The emperor she’s meant to serve, Ryuki, is agreed to be a disappointment on every level. He has no interest in governance, and he’d rather bed men, so there isn’t even a chance of him creating a more malleable, promising heir. He won’t even interact with Shurei or his other advisors initially, and it’s only Shurei’s unassuming charm (slyly applied) that leads him to engage with his responsibilities.

This is the point where The Story of Saiunkoku really kicks in, when we see what kind of person the emperor seems to be and glimpses of what kind of person he may actually become. As one would assume, there’s more than meets the eye to him, but the ambiguity remains, and his motivations and ambitions are still deliciously unclear. And Ryuki’s façade is a treat – handsome, lazy, dim, selfish, and more than a little weird. While the glimpses of his inner depths that the creators provide are welcome, his public face is quirky and intriguing in its own right. One of the smartest things a storyteller can do is to create natural, temperamental conflict between protagonists, and the similarities and differences between Shurei and Ryuki are promising in the ways they may evolve and comfortingly familiar in their initial highs and lows.

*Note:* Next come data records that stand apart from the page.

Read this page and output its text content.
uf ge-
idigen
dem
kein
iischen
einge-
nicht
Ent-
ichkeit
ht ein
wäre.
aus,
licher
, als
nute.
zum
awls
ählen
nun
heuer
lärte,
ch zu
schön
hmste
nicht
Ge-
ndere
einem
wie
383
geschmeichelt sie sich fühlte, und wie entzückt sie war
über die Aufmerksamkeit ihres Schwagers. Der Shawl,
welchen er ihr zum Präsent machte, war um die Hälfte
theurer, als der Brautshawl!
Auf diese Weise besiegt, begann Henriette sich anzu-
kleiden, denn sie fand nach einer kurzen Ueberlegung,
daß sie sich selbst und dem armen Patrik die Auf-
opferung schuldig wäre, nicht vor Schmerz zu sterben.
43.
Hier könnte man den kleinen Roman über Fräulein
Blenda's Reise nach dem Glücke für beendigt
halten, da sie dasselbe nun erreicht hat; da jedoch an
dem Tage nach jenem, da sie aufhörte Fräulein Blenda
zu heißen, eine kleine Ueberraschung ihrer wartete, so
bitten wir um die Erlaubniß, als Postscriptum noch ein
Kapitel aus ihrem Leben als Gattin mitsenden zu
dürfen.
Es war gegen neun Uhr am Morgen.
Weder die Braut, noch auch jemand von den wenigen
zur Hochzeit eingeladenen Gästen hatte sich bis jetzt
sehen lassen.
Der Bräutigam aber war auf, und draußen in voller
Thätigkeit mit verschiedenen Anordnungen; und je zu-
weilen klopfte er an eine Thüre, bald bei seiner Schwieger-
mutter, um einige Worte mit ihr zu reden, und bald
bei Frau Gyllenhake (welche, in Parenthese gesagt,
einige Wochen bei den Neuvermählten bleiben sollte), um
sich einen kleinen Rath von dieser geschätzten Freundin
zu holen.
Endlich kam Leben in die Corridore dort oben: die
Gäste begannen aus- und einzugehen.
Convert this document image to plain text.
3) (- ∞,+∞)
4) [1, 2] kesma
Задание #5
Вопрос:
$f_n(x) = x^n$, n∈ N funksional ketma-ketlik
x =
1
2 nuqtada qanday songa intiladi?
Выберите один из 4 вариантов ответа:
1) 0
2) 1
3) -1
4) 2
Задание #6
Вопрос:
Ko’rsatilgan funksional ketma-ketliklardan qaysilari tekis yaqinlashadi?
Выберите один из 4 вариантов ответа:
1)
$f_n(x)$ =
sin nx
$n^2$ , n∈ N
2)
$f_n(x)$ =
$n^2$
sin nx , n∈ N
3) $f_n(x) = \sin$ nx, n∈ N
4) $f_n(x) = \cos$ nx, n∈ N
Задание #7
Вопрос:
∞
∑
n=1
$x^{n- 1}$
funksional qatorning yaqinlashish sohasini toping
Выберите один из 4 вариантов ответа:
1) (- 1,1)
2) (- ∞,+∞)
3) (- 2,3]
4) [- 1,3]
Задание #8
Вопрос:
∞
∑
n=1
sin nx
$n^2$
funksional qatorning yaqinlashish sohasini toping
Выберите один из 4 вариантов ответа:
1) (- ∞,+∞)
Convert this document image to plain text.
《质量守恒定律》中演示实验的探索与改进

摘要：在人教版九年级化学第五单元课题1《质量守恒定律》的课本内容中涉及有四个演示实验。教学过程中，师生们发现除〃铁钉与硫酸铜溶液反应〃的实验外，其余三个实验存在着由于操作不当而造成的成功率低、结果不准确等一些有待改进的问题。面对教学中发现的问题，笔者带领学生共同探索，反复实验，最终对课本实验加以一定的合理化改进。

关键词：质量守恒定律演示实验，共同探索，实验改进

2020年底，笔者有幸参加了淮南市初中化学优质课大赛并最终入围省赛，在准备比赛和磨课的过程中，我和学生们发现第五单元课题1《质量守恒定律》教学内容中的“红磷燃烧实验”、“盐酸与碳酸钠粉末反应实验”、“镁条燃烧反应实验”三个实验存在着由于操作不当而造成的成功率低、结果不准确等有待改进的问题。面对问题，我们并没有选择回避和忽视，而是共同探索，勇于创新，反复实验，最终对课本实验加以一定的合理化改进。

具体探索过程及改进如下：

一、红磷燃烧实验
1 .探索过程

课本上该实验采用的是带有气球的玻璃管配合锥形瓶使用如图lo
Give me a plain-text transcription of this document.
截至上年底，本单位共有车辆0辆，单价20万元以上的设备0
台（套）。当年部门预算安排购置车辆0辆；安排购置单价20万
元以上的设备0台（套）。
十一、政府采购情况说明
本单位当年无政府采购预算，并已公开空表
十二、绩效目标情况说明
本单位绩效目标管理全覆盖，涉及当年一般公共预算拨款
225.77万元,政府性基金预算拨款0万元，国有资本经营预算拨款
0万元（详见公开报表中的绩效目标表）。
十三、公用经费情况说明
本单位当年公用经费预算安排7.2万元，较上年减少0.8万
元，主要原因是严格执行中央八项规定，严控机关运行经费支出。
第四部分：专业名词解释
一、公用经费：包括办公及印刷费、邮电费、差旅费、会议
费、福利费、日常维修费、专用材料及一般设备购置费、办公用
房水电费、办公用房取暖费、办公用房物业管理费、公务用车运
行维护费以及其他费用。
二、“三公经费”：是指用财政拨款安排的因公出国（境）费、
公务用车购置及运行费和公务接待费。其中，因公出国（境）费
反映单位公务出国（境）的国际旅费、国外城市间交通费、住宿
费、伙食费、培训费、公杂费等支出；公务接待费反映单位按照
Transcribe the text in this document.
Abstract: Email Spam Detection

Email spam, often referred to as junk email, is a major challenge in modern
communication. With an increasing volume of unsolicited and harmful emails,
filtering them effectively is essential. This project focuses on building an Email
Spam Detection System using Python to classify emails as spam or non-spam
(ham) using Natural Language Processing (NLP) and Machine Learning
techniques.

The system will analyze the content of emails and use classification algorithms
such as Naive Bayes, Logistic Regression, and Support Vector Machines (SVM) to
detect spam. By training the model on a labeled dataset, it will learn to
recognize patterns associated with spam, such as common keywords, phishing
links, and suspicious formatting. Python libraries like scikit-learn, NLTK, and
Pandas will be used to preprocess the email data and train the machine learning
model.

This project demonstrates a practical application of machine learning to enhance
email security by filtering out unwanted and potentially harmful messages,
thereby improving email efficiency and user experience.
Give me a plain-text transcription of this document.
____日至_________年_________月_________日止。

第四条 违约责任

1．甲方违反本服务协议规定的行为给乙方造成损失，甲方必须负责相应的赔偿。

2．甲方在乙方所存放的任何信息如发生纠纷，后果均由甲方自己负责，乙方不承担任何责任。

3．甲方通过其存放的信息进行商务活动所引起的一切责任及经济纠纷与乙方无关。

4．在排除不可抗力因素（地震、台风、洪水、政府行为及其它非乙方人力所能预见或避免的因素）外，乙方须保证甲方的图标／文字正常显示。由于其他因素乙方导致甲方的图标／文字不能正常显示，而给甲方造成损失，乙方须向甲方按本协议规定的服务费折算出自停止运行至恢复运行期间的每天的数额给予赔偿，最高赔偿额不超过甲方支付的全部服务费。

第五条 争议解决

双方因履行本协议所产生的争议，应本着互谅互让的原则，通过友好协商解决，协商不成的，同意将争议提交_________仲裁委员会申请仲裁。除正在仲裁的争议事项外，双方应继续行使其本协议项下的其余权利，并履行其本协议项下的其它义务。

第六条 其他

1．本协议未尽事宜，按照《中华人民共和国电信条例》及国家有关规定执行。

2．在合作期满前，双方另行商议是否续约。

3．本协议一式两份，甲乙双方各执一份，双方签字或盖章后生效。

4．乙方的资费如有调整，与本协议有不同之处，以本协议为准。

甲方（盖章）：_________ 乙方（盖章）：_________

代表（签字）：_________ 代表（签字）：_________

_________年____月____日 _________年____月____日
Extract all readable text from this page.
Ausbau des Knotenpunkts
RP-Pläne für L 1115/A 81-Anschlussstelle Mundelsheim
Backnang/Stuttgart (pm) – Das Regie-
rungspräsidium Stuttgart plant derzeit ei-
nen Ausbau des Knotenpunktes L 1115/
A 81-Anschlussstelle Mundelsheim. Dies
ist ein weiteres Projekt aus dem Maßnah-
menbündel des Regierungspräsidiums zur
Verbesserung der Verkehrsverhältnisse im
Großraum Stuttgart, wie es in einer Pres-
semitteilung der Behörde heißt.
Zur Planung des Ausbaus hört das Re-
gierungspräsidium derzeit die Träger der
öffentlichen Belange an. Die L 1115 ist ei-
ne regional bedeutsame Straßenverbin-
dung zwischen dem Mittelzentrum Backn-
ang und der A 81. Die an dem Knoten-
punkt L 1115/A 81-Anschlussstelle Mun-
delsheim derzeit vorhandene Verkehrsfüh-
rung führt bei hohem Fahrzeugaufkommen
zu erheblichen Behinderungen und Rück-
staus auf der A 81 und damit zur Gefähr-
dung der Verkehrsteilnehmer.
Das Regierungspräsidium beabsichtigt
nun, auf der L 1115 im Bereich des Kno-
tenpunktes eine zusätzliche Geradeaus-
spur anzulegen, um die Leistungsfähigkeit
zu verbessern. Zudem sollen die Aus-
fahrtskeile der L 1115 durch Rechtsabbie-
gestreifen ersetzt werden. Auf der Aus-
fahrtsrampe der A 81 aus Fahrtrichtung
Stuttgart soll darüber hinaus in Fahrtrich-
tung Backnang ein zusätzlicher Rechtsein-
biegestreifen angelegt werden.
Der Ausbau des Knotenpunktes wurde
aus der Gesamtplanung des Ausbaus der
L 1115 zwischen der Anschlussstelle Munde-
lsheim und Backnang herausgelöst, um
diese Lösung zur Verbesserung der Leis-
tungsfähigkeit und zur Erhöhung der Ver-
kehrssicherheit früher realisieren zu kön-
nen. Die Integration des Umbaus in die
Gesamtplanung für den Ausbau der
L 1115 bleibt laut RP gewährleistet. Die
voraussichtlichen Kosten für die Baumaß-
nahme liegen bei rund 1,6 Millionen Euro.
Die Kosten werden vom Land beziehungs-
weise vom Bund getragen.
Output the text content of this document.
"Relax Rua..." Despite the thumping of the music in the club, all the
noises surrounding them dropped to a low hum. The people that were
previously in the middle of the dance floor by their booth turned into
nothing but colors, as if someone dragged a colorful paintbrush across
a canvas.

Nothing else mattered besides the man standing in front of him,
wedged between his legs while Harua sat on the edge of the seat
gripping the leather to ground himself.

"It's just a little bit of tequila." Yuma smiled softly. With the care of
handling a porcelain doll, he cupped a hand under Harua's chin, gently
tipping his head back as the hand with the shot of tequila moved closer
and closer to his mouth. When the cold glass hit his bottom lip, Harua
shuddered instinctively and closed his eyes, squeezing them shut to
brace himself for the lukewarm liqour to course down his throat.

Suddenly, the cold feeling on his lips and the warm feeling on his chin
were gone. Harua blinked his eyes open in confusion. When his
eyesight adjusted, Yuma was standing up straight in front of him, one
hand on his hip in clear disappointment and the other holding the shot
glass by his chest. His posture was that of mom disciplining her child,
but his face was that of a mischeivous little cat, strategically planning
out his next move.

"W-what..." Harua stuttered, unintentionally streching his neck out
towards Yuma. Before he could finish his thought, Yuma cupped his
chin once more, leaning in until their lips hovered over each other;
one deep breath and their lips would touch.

Also comforting are Yura’s illustrations. Her detailed renderings of court life are appropriately sumptuous, and her page compositions are often very lovely. I also like her knack for facial expressions; she conveys a fine range of emotions in close-up, and her faces can be very funny without seeming rubbery. Yura does lapse into a fairly common failing found in stories that feature a number of attractive men; some of the character designs can be a little repetitive, which can lead to some confusing moments. Overall, though, her drawings are heartfelt eye candy.

It may seem weird, but I find myself comparing The Story of Saiunkoku to Hiroshi Hitara’s Satsuma Gishiden (Dark Horse). That gorgeously violent drama also frames its primary narrative aims in a clearly defined social context that’s concerned with issues of governance, justice, and class. While Yura and Yukino obviously have gentler priorities, the cultural context elevates those intentions in the same way they do for Hitara’s muscular hack-and-slash. Absorbing characters and a well-crafted plot are important, but placing those elements in a world that lives and breathes on its own is a tremendous asset.

And Saiunkoku’s royal court does live and breathe, with its factions and fashions and secrets. Most of all, it breathes thanks to its cast of passionate, distinct characters and the ways they hope to better their lives and their world. I’m hopelessly smitten. I admit it.

(The manga adaptation of The Story of Saiunkoku is running in Kadokawa Shoten’s Monthly Asuka. I’m not sure how many light novels are in Yukino’s series, and they haven’t been published in English, to my knowledge. The first season of the anime adaptation is available from Funimation.)